Policies have been in place, so the machine follows the policies. So, the “no leadership” is misleading. It is a good slogan.
People at the desks grinding on, however.
I’m aware of that. I am saying something completely different. “Government machinery” is true for all governments, and the machinery of the Executive Branch of our government is also only “what it is.” There is, however, a complete difference in the nature of the State, if the American people choose to accept the placing on public display that there is no President in fact. “We wish to inform you that you actually have no President. Any objections?” That is not only an invitation to dictatorship—that is an acceptance of dictatorship. That has, in fact occurred, and that is a shift, and it is a shift that has occurred in the last two months. This occurred from the Presidential debate, through the assassination attempt foiled only by Trump’s not losing his head, followed by Joe Biden’s Soviet-era-style “Resignation.”

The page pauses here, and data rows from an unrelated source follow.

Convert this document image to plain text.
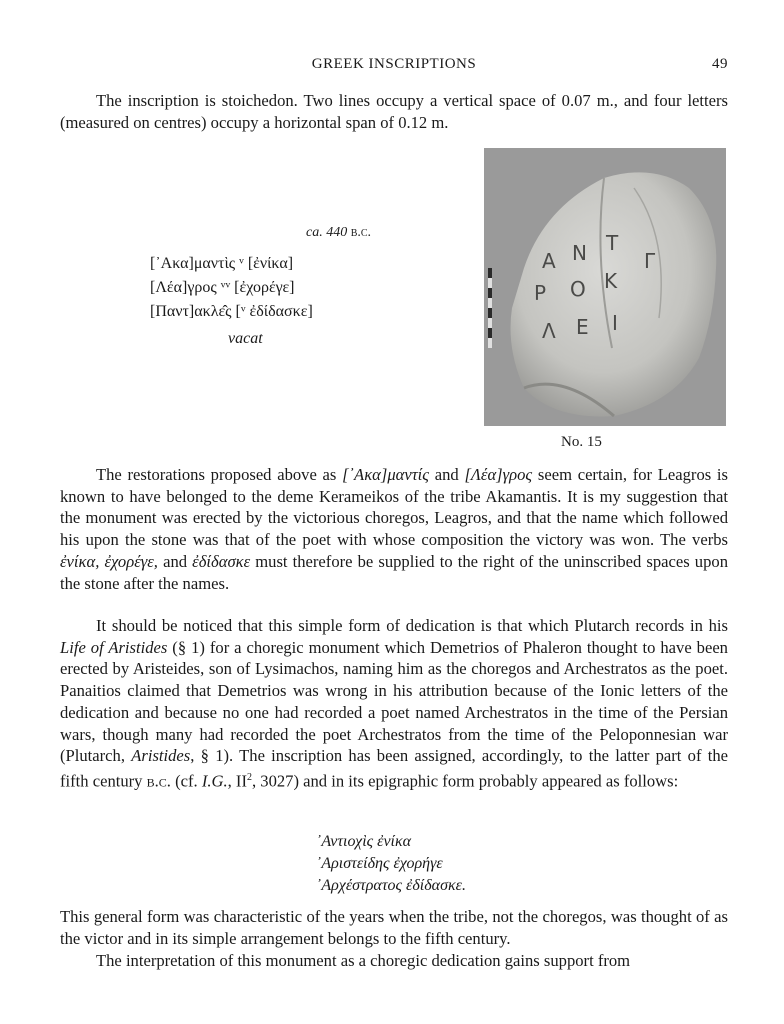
GREEK INSCRIPTIONS	49

The inscription is stoichedon. Two lines occupy a vertical space of 0.07 m., and four letters (measured on centres) occupy a horizontal span of 0.12 m.

ca. 440 b.c.
[᾿Ακα]μαντὶς ᵛ [ἐνίκα]
[Λέα]γρος ᵛᵛ [ἐχορέγε]
[Παντ]ακλε̂ς [ᵛ ἐδίδασκε]
vacat
Α Ν Τ
Ρ Ο Κ
Λ Ε Ι
Γ
No. 15

The restorations proposed above as [᾿Ακα]μαντίς and [Λέα]γρος seem certain, for Leagros is known to have belonged to the deme Kerameikos of the tribe Akamantis. It is my suggestion that the monument was erected by the victorious choregos, Leagros, and that the name which followed his upon the stone was that of the poet with whose composition the victory was won. The verbs ἐνίκα, ἐχορέγε, and ἐδίδασκε must therefore be supplied to the right of the uninscribed spaces upon the stone after the names.

It should be noticed that this simple form of dedication is that which Plutarch records in his Life of Aristides (§ 1) for a choregic monument which Demetrios of Phaleron thought to have been erected by Aristeides, son of Lysimachos, naming him as the choregos and Archestratos as the poet. Panaitios claimed that Demetrios was wrong in his attribution because of the Ionic letters of the dedication and because no one had recorded a poet named Archestratos in the time of the Persian wars, though many had recorded the poet Archestratos from the time of the Peloponnesian war (Plutarch, Aristides, § 1). The inscription has been assigned, accordingly, to the latter part of the fifth century b.c. (cf. I.G., $II^2$, 3027) and in its epigraphic form probably appeared as follows:

᾿Αντιοχὶς ἐνίκα
᾿Αριστείδης ἐχορήγε
᾿Αρχέστρατος ἐδίδασκε.

This general form was characteristic of the years when the tribe, not the choregos, was thought of as the victor and in its simple arrangement belongs to the fifth century.

The interpretation of this monument as a choregic dedication gains support from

The present situation cannot and will not be properly analyzed by anyone who does not understand this challenge to the Presidency as a qualitative shift in current history. This represents, unless reversed, a specific, recent, ratcheting down of the morality of the American populace. It is not comprehensible, however, to those that operate under the presumption that a “machinery” drives government. It does not. The President may not, and certainly does not, if he/she does not exist. But neither does the “machinery.” Thermonuclear war may well result, while everyone shrugs their shoulder opining about the actually broken-down “machinery,” the idea Oliver Stone sometimes refers to as “the Beast,” as in his {Nixon} film.
This idea is an expression of the weird-but-logical cultural eccentricities of the past half-century, manifest particularly in the pathetically illiterate “educated” classes. For example, the idea of the “conductor-less orchestra.” “No one requires that guy waving his hands around in front of everyone. What instrument is {he} playing? And all of the players have professional levels of competence, know the music, and can use someone like the first violinist to set tempi, and the oboist for tuning.” And, in fact, you have things like the Orpheus Ensemble that do just that.
There is a problem. The orchestra is an instrument, the which is played by the conductor. The unity of effect required, is not achievable except by means of a singular mind, as the active mental “focal point,” the singular, living intersection of the intent of the composer, each instrumentalist of the orchestra, and each member of the audience. The baton (or hand, without the baton) of the conductor is a metaphor for the direction of the music in physical space-time, even though the music is one idea, that is none of the individual motions (voices) of the instruments, nor the totality of all the motions of the instruments, but “above,” and in that sense, never moves at all. The conductor’s function is to hold the composition, the orchestra, and the audience, in his/her mind as a unity, and to guide the performance of the composition to the desired “unity of effect,” as a temporal (“contemporary”) expression of a universal fact.
That is also the function of the Presidency in a Presidential system, and is superior to, commensurate with, and completely different from the functioning of a prime minister, or a doge, a Tribune or Consul, or, of course, that of an individual senator or congressman. That Presidential system requires a vice-president, just as an assistant conductor is required, to substitute at a moment’s notice for this executive function. The purpose of the President is that which Lincoln understood, and that which FDR carried out. The President is the focal point of the Constitution and its related founding documents; the national legislature, meaning both houses of Congress; and the citizenry, supporters, non-supporters and non-voters. There is no capacity for executive action by the individual citizen, unless there is a President through which that citizen can seek to act. The achievements of the American Civil Rights Movement, for example, would never have been possible through the Congress and state legislatures, without a Presidency at least prepared to respond as did JFK to the vents in Birmingham, Ala. on June 11, 1963, one day after his American University speech [which defined a new approach and search for peace and cooperation as the foundation of all foreign policy.]. Those that assert that “anyone of reasonable competence can be inserted into the Presidency, and it would still work,” or “even if you don’t have a President, the machinery still functions,” are clearly tone-deaf to the actual trumpet that needs be sounded, and can only be sounded, through the American Presidency, whatever may be the limitations or even inclinations of the relevant occupant of the office at the time.
This is a minimal, not a high standard for the functioning of the Presidency, particularly after August 6-9 of 1945. The fact that degenerates in the United States and other locations are allowed to blaspheme about how “the American President doesn’t really run anything” as though it were a mere “commonplace statement of fact,” is like the same degenerates’ elevating prostitution to the level of a “viable career choice,” as has in fact been done through “Only Fans” and other platforms. The sophistication of the sophist is not enlightenment, although the Enlightenment, and its intellectual and moral victims, might have thought so.